Comments and thoughts:
1. No lingering on battle details like in some books. Burgin is equally straightforward in killing Japanese as in two instances Burgin witnesses Marines were killed by fellow Marines. One instance was in pitch black with mistaken identity. The second instance was trying to quiet a Marine who was having a loud freak-out and alerting Japanese to the Marines' location. That death too does not seem to have been intentional, but Burgin is not entirely clear on whether my assumption is so. Someone whacked him on the head with a shovel to quiet him and the blow killed him.
2. Burgin would tend to always hit it off with fellow Texans.
3. a. Under performing units. Burgin singled out an Army unit his Marine unit relieved. He writes about their piss poor discipline and demeanor. I don't hear much about poor units. When I do read that I'll also read about how a unit was treated unfairly and excused for multiple reasons. I think hagiography covers up a lot of screw-ups and fuck-ups and failures.
3.b. Burgin does mention several times of his clashes with Lt. Legs and Legs poor decision. Legs is later replaced by another Lt. That Lt. is a better officer but has several boneheaded decisions that a young guy will make.
3.c. Burgin mentions how Sledge writes disparagingly about their officers but Burgin thought they were better than what Sledge thought.
4. Plenty of guys will downplay their service, I spoke to a guy yesterday who did that.
5. Burgin says several times about how no one he speaks to has heard of Peleliu and he'll tell the story. I heard of it. I've heard of many of the big and small islands the Army and Marines landed on. I don't know the specifics but you can pretty much always assume the Japanese had deep defensive positions.
6. Burgin writes that his family - wife and four kids - went to Australia for ten months in 1956. It must have been tough on his wife to rarely return to Australia and see her family. She was only 21 when they married in Dallas.
7. What was the psychological aftermath on Burgin? He does not say much about that. In '56 when they drove to SF to catch the ship to Australia there was a carload of Asians next to their car. He saw those people and broke into a sweat. They were the first Asians he had seen since Okinawa.
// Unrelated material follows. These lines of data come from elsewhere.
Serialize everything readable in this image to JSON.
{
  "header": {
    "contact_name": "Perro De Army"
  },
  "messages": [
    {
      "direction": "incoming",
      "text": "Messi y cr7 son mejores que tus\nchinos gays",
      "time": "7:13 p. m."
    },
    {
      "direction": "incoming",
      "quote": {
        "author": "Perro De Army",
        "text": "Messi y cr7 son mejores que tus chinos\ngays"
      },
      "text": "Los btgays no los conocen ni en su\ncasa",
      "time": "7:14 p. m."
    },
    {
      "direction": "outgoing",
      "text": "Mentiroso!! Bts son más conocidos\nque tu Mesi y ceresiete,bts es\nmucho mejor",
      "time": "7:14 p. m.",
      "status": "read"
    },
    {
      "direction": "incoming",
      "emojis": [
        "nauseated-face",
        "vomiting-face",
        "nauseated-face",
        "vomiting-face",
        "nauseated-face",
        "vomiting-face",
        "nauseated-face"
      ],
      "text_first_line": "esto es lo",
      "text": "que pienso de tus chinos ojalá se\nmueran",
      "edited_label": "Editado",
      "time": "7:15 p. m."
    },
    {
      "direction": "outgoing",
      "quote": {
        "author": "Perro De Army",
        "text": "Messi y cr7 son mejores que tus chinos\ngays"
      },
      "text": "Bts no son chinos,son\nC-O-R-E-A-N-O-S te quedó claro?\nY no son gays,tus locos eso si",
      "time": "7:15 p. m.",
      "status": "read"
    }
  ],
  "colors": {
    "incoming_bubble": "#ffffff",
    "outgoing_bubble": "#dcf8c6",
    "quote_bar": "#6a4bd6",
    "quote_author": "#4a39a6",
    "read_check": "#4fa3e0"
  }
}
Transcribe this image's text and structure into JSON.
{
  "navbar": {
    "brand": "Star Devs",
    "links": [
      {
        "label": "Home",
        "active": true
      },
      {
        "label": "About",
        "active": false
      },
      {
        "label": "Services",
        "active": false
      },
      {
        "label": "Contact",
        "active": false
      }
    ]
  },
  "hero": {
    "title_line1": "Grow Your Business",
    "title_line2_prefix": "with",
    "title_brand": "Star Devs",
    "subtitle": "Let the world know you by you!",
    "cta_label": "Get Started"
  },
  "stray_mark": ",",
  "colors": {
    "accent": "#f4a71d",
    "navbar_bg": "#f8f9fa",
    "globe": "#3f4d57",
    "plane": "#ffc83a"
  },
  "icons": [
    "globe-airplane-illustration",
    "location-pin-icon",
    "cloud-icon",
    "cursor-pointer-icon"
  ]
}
8. Burgin actually used his .45.
9. He survived a night of Banzai attacks.
10. Burgin was a mortarman and those guys got real good at the job. Burgin still takes pride in being the best.
11. I didn't realize how deadly the 60mm mortar can be. Burgin says their shells had a 45 foot radius kill zone. That reminds me of Sully in my junior year of high school. I think he served on tank destroyer in Europe and once said if a shell hit the said of our classroom half of us would be dead. I couldn't quite believe that amount of destruction but it's not something you easily forget.